Barnett v. County of Contra Costa

67 Cal. 77 | Cal. | 1885

Ross, J.

"In the United States there is no ' common-law Obligation resting upon quasi corporations, such as counties, townships, and Hew England towns, to repair highways, streets, or bridges within their limits, and they are not obliged to do so unless by force of statute. Even when the legislature enjoins upon corporations of this character the duty to make and repair roads, streets, and bridges, and confers the power to levy taxes therefor, the general tenor of the decisions is to treat this as a public and not a corporate duty, and to regard such corporations, in this respect, as public or State agencies, and not liable to be sued civilly for damages caused by the neglect to perform this duty, unless the action be expressly given by statute.” (2 Dillon Mun. Corp. § 996.) Such is the rule in this State. (Sherbourne v. Yuba Co. 21 Cal. 113; Huffman v. San Joaquin Co. 21 Cal. 427; Crowell v. Sonoma Co. 25 Cal 313; Winbigler v. Los Angeles, 45 Cal. 36.)

It is said for the plaintiff that the legislature, by section 50 of the act, entitled “an act concerning- roads and highways in Contra Costa County ” (Stats. 1875-76, p. 237), has made that county responsible in damages for injuries resulting from defective bridges therein. The section reads as follows:—

“ The county is responsible for providing and keeping passable and in good repair bridges and all public highways; and the supervisors must appoint semi-annually a special meeting, at which the road overseers, on days set apart for their respective districts, to hear highway and bridge reports and complaints from officers and citizens, when such orders must be made and such action had regarding the same as the public welfare demands.”

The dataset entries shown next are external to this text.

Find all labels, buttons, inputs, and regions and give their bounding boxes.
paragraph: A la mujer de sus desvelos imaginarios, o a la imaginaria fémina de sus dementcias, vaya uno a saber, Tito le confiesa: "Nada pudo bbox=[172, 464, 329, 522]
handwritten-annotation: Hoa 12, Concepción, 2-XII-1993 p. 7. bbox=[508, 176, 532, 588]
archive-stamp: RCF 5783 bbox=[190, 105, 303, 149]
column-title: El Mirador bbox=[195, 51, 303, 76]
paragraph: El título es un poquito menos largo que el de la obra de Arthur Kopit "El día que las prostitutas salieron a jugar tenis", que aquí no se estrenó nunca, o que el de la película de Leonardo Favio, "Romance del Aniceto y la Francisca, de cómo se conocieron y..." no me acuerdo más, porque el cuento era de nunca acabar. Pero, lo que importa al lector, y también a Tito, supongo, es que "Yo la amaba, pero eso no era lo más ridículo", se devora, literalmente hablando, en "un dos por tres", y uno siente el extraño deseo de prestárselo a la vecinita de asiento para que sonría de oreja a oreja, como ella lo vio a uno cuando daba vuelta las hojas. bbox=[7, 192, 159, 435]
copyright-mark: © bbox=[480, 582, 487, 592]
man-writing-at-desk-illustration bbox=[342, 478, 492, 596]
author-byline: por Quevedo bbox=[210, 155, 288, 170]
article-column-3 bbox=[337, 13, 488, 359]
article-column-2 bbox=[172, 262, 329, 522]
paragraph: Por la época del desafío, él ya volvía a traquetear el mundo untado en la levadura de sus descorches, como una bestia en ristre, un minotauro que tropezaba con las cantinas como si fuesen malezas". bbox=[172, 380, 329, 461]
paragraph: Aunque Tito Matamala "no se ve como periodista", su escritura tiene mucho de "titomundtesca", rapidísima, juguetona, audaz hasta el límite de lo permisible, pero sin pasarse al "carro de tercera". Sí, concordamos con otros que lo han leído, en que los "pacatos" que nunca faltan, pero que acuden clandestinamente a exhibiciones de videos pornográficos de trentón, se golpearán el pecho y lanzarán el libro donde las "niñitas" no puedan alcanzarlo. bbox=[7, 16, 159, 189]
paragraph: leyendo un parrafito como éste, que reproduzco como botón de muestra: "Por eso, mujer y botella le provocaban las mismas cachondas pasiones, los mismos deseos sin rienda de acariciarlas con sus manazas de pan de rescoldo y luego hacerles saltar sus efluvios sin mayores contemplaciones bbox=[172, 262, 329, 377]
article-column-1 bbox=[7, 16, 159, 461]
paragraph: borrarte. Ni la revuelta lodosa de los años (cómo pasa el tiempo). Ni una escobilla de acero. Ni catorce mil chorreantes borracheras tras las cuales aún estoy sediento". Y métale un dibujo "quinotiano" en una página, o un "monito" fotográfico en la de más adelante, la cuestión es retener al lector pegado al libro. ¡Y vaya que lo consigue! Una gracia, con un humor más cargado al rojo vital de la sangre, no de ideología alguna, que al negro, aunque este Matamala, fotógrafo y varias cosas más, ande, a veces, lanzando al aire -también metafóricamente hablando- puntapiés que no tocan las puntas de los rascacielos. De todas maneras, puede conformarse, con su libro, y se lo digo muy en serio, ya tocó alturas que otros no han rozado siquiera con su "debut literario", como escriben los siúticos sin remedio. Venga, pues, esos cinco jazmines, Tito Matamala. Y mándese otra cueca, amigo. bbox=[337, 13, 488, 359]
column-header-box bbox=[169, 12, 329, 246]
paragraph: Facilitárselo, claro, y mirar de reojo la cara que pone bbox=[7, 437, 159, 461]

It is not an easy matter to say exactly what this language does mean, but we are inclined to think that its effect, which is in harmony with previous provisions of the act, simply is to put upon the county, through its supervisors and road overseers, *79the responsibility and duty of keeping passable and in good repair all bridges and public highways within the county. It certainly does not say that the county shall be responsible in damages for a failure to keep the bridges in repair, nor in our opinion, is such the effect of the language used. The rule that the county was not responsible for injuries in such cases was firmly established by the decisions in this State at the time the act in question was passed; and if the legislature had intended to alter it, it is to be presumed that it would have used appropriate language for the purpose. Certainly, it ought not to be held that an established rule of law has been changed by doubtful and ambiguous language.

Judgment and order reversed, and cause remanded.

McKinstry, J., and McKee, J., concurred.